In the study, published by the open access title PeerJ, 57 per cent of respondents say they normally use at least one of three indicators – journal reputation, lab reputation or JIF – to evaluate whether or not “research is credible”.
Journal reputation was the most trusted “extrinsic proxy” when evaluating research credibility (it was used by 48 per cent of respondents) and 43 per cent used it to decide whether research was trustworthy or reliable, says the study, written by PLOS editors.
Some 19 per cent of scientists use JIFs to evaluate whether a research paper is credible while 15 per cent use this metric to decide if the research was trustworthy or reliable, says the report, which noted the use of JIFs has been “found to be [a] poor predictor for the quality of peer review of an individual manuscript”.
Banning the use of JIFs in funding, appointment and promotion considerations is one of the key recommendations of the 2012 San Francisco Declaration on Research Assessment (Dora) which has been signed by hundreds of institutions around the world.

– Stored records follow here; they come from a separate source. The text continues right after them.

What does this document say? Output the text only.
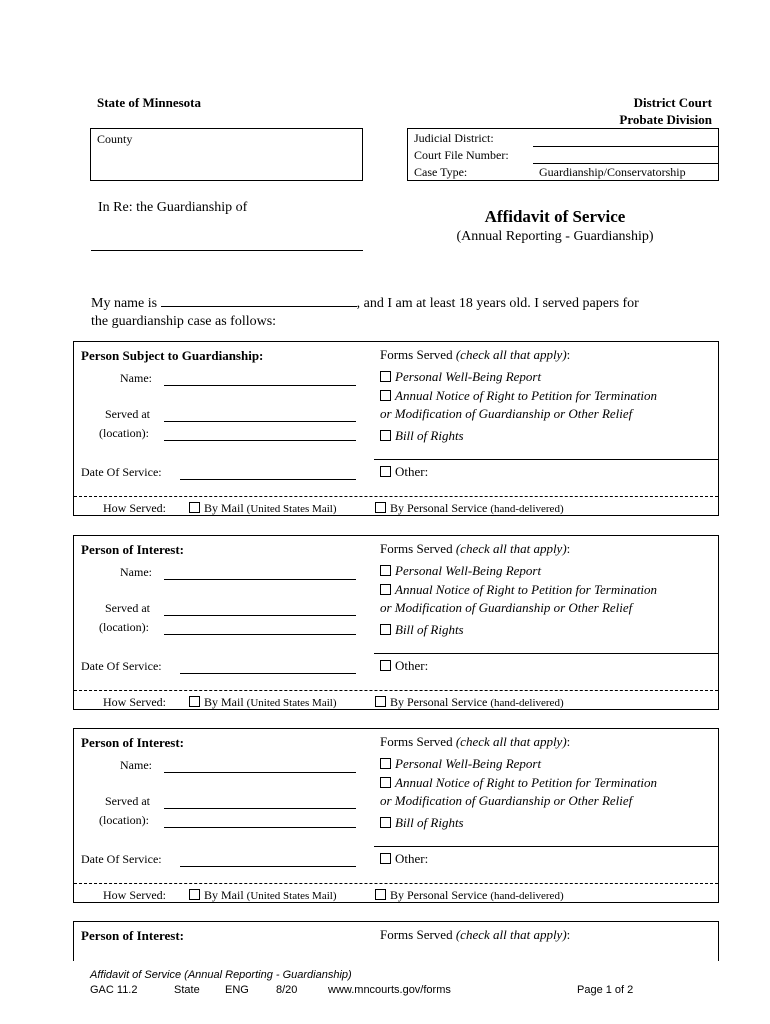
State of Minnesota	District Court
Probate Division
County	Judicial District:
Court File Number:
Case Type:	Guardianship/Conservatorship
In Re: the Guardianship of	Affidavit of Service
(Annual Reporting - Guardianship)
My name is	, and I am at least 18 years old. I served papers for
the guardianship case as follows:
Person Subject to Guardianship:	Forms Served (check all that apply):
Name:
Served at
(location):
Date Of Service:
Personal Well-Being Report
Annual Notice of Right to Petition for Termination
or Modification of Guardianship or Other Relief
Bill of Rights
Other:
How Served:	By Mail (United States Mail)	By Personal Service (hand-delivered)
Person of Interest:	Forms Served (check all that apply):
Name:
Served at
(location):
Date Of Service:
Personal Well-Being Report
Annual Notice of Right to Petition for Termination
or Modification of Guardianship or Other Relief
Bill of Rights
Other:
How Served:	By Mail (United States Mail)	By Personal Service (hand-delivered)
Person of Interest:	Forms Served (check all that apply):
Name:
Served at
(location):
Date Of Service:
Personal Well-Being Report
Annual Notice of Right to Petition for Termination
or Modification of Guardianship or Other Relief
Bill of Rights
Other:
How Served:	By Mail (United States Mail)	By Personal Service (hand-delivered)
Person of Interest:	Forms Served (check all that apply):
Affidavit of Service (Annual Reporting - Guardianship)
GAC 11.2	State ENG 8/20	www.mncourts.gov/forms	Page 1 of 2
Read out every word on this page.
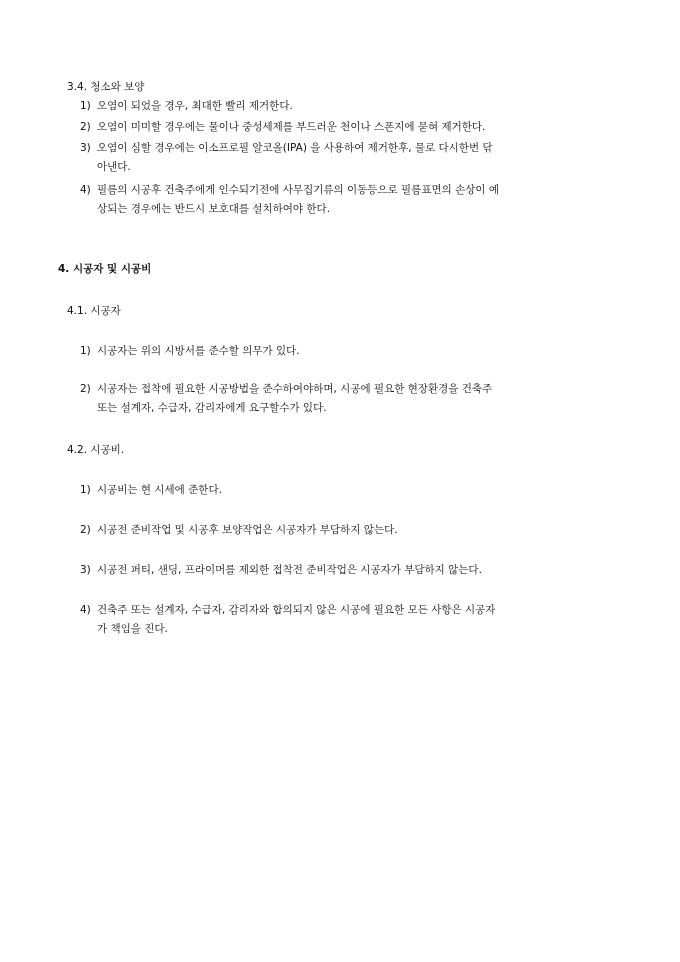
3.4. 청소와 보양
1) 오염이 되었을 경우, 최대한 빨리 제거한다.
2) 오염이 미미할 경우에는 물이나 중성세제를 부드러운 천이나 스폰지에 묻혀 제거한다.
3) 오염이 심할 경우에는 이소프로필 알코올(IPA) 을 사용하여 제거한후, 물로 다시한번 닦
아낸다.
4) 필름의 시공후 건축주에게 인수되기전에 사무집기류의 이동등으로 필름표면의 손상이 예
상되는 경우에는 반드시 보호대를 설치하여야 한다.
4. 시공자 및 시공비
4.1. 시공자
1) 시공자는 위의 시방서를 준수할 의무가 있다.
2) 시공자는 접착에 필요한 시공방법을 준수하여야하며, 시공에 필요한 현장환경을 건축주
또는 설계자, 수급자, 감리자에게 요구할수가 있다.
4.2. 시공비.
1) 시공비는 현 시세에 준한다.
2) 시공전 준비작업 및 시공후 보양작업은 시공자가 부담하지 않는다.
3) 시공전 퍼티, 샌딩, 프라이머를 제외한 접착전 준비작업은 시공자가 부담하지 않는다.
4) 건축주 또는 설계자, 수급자, 감리자와 합의되지 않은 시공에 필요한 모든 사항은 시공자
가 책임을 진다.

With 90 per cent of respondents stating evaluation of research outputs was important for panel decisions but fewer than half saying they were satisfied with the range of metrics at their disposal, the study claims “there is a large area of opportunity to provide [new] signals of credibility and trustworthiness”.
These might cover “specific aspects of rigor, integrity, and transparency”, it says.
For transparency, panellists might be encouraged to consider whether open science practices have been followed, such as whether a paper has shared datasets, code or protocols in a published paper or in a preprint.
Improving “signals” to demonstrate these qualities could find favour among scientists because the study’s participants “consider credibility and trustworthiness very important and are dissatisfied with the current means of assessing these qualities at their disposal”, suggests the paper.
Author Iain Hrynaszkiewicz, director of open research solutions at PLOS, said the use of JIFs was “understandable given the lack of alternative metrics to assess the intrinsic qualities of research…despite these being imperfect indicators of credibility for individual research outputs”.
“There was a clear and welcome desire among research assessors for information about the intrinsic qualities of research. Researchers were especially troubled by difficulties in assessing research integrity, for example in detecting signs of fabrication, falsification, or plagiarism,” he told Times Higher Education.
“We think this means that there are lots of opportunities to develop approaches – whether enhanced guidance and expectations, or better signals, metrics, and tools – to improve the assessment process.”